Type of Sugar: Luo Han Guo Extract

  • Other names: Luo Han Kuo extract, monkfruit extract, mongrosides
  • Origins: Refined from the luo han guo fruit, which grows in China.
  • Health concerns: Several studies point to beneficial health effects of chemical compounds in the extract called “mongrosides,” such as the ability to inhibit hyperglycemia and tumor growth. Little research exists on the long-term safety of mongrosides.
  • Fructose Concert: 0%
  • Green America says: Probably not the most dangerous sweetener available, but given the lack of research, avoid it.

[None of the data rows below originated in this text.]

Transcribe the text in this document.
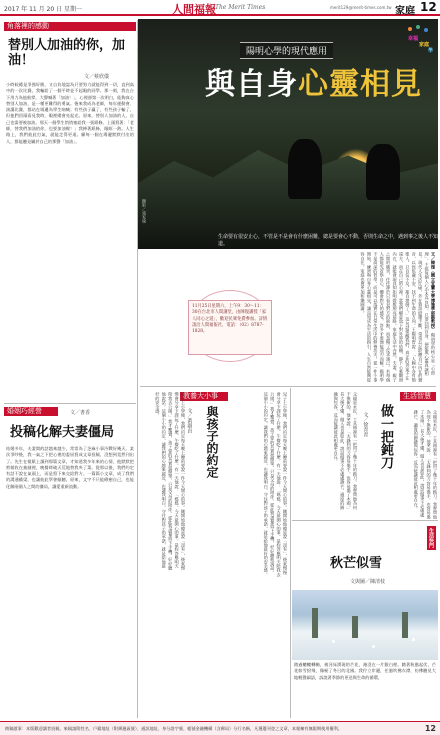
2017 年 11 月 20 日 星期一	人間福報 The Merit Times	merit129@merit-times.com.tw 家庭 12
角落裡的感動
替別人加油的你，加油！
文／蔡欣儀
小時候總是爭強好勝，又自負地認為只要努力就能得到一切，直到高中的一次比賽，我輸給了一個平時並不起眼的同學。那一刻，我在台下用力為他鼓掌，大聲喊著「加油！」，心裡卻第一次明白，能夠真心替別人加油，是一種更難得的勇氣。後來我成為老師，每年運動會、演講比賽，都站在場邊為學生吶喊；有些孩子贏了，有些孩子輸了，但他們回頭看見我時，眼裡總會亮起光。原來，替別人加油的人，自己也需要被加油。那天一個學生悄悄塞給我一張紙條，上頭寫著：「老師，替我們加油的你，也要加油喔！」我捧著紙條，眼眶一熱。人生路上，我們彼此打氣，就能走得更遠。願每一個在場邊默默付出的人，都能聽見屬於自己的那聲「加油」。
婚姻巧經營	文／書香
投稿化解夫妻僵局
結婚多年，夫妻間的話越來越少，常常為了芝麻小事冷戰好幾天。某次爭吵後，我一氣之下把心裡的委屈寫成文章投稿，沒想到竟然刊出了。先生在報紙上讀到那篇文章，才知道我多年來的心情，他默默把剪報收在抽屜裡，晚餐時破天荒地替我夾了菜。從那以後，我們約定有話不說在氣頭上，而是寫下來交給對方。一篇篇小文章，成了我們的溝通橋梁，也讓彼此學會傾聽。原來，文字不只能療癒自己，也能化解兩個人之間的僵局，讓愛重新流動。
陽明心學的現代應用
與自身心靈相見
攝影／張家瑜
生命要有很安止心，不管是不是會有什麼困難，總是要會心不動，否則生命之中，遇到事之後人不知道。
幸福
家庭
學
文／陳復（國立宜蘭大學博雅學部副教授） 陽明學的核心是「心即理」，主張每個人心中本具良知，只要回到自身，便能與心靈真誠相見。現代人生活忙碌，外在資訊紛擾不斷，常常忘記聆聽自己內在的聲音，以致焦慮不安，找不到生命的方向。王陽明曾說：「人胸中各有箇聖人，只自信不及，都自埋倒了。」這句話提醒我們，真正的答案不在遠方，而在自己的心裡。當我們願意放下對外界的依賴，靜下心來觀照內在，就能發現良知如明燈般照亮前路。家庭生活中亦然，夫妻、親子之間的衝突，往往源於只看見對方的缺點，而忽略了反求諸己。若每個人都能先省察自心，體會對方的感受，許多矛盾便能迎刃而解。陽明學不是高深的哲學，而是可以落實在日常生活中的修養功夫。從一件小事開始，練習與自身心靈相見，讓良知成為生活的指引，人生自然能夠從容自在，家庭也會更加和樂圓滿。
11月25日星期六，上午9：30～11：30在台北市人間講堂，由陳復講授「家人同心之道」，歡迎民眾免費參加。詳情請洽人間福報社，電話：（02）8787-1828。
教養大小事
與孩子的約定
文／黃淑貞
兒子上小學後，我們約定每天晚上睡前要說一件今天開心的事。剛開始他總是說「沒有」，後來慢慢會分享下課玩了什麼、午餐吃了什麼。有一天他說：「媽媽，今天最開心的事，是妳答應明天陪我去公園。」我才驚覺，孩子要的其實很簡單，只是父母的陪伴。從此我盡量放下手機，好好聽他說話。這個小小的約定，讓我們的心越來越近，也讓我明白，守住對孩子的承諾，就是給他最好的安全感。	兒子上小學後，我們約定每天晚上睡前要說一件今天開心的事。剛開始他總是說「沒有」，後來慢慢會分享下課玩了什麼、午餐吃了什麼。有一天他說：「媽媽，今天最開心的事，是妳答應明天陪我去公園。」我才驚覺，孩子要的其實很簡單，只是父母的陪伴。從此我盡量放下手機，好好聽他說話。這個小小的約定，讓我們的心越來越近，也讓我明白，守住對孩子的承諾，就是給他最好的安全感。	生活智慧
做一把鈍刀
文／徐青青
父親是木匠，工具箱裡有一把用了幾十年的鈍刀。我曾問他為何不換新的，他笑說：「太鋒利的刀容易傷手，也容易傷了木頭。」長大後才懂，做人也是如此，說話做事不必處處鋒芒，適度的圓融與包容，反而能讓彼此相處更自在。	父親是木匠，工具箱裡有一把用了幾十年的鈍刀。我曾問他為何不換新的，他笑說：「太鋒利的刀容易傷手，也容易傷了木頭。」長大後才懂，做人也是如此，說話做事不必處處鋒芒，適度的圓融與包容，反而能讓彼此相處更自在。
生活快門
秋芒似雪
文與圖／陳清枝
踏過轆轆轉軸，被河床湧現的芒花，淹沒在一片銀白裡。隨著秋風起伏，芒花如雪紛飛，像極了冬日的北國。我佇立岸邊，任風吹拂衣襟，彷彿聽見大地輕聲細語，訴說著季節的更迭與生命的循環。
徵稿啟事：本版歡迎讀者投稿，來稿請附姓名、戶籍地址（附郵遞區號）、通訊地址、身分證字號、帳號金融機構（含郵局）分行名稱，凡獲選刊登之文章，本報擁有無限期使用權利。	12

Type of Sugar: High Fructose Corn Syrup

  • Other names: HFCS, corn sugar
  • Origins: Processed from corn that is often genetically modified.
  • Health concerns: Glucose molecules have been changed to fructose to increase sweetness. 5% more fructose than sugar, which is the compound of conern that's linked to health problems. Both HFCS and sugar from sugar beets are derived from genetically modified organisms.
  • Fructose Content: 55%
  • Green America says: Because of the high fructose levels and potential health risks of GMOs, avoid it.

Type of Sugar: Sucralose

  • Other namesL Splenda
  • Origins: A chemical formed by combining sugar with chlorine, so most of it passes through the body undigested.
  • Health concerns: Most studies point to Splenda as fairly safe in moderation. A 2002 study in the Journal of Mutational Research found that extraordinarily high doses were linked to DNA damage in mice. However, Splenda is one of two artificial sweeteners which the CSPI lists as safe.
  • Fructose content: 0%
  • Green America says: The Center for Science in the Public Interest lists as safe. However, Green America recommends avoiding most artificial, chemically processed sweeteners.

Type of Sugar: Neotame 

  • Other names: none
  • Origins: A complex chemical process including many of the same components as aspartame.
  • Health concerns: At this time, research points to it being safe in moderate doses. Consumers don’t always have a choice as to whether to avoid neotame or not: Due to the small doses needed to achieve sweetness, it doesn’t always have to be listed on the ingredient labels, even on organic food.
  • Fructose content: 0%
  • Green America says: The Center for Science in the Public Interest lists as safe. However, Green America recommend avoiding it due to the lack of independent safety testing.

Type of Sugar: Aspartame

  • Other names: Equal, NutraSweet
  • Origins: A complex chemical process involving amino acids and bacteria.
  • Health concerns: A number of rodent studies have found that it may cause cancer, including a 2007 and a 2012 study from Brigham and Women’s Hospital of lifetime soda consumption in men and women found a small link between diet soda and cancer risk and recommended “further research.”
  • Fructose content: 0%
  • Green America says: Although the FDA considers aspartame to be safe, a link between aspartame and cancer is considered still possible by some scientists. Avoid it.

Type of Sugar: Saccharin

  • Other names: Benzoic sulfilimine, Sweet & Low
  • Origins: A complex chemical process.
  • Health concerns: Saccharin has been established as a cause of bladder cancer in rats, but the link between it and cancer in humans hasn’t been proven.
  • Fructose Content: 0%
  • Green America says: Any evidence linking saccharin to cancer is cause for concern. Avoid.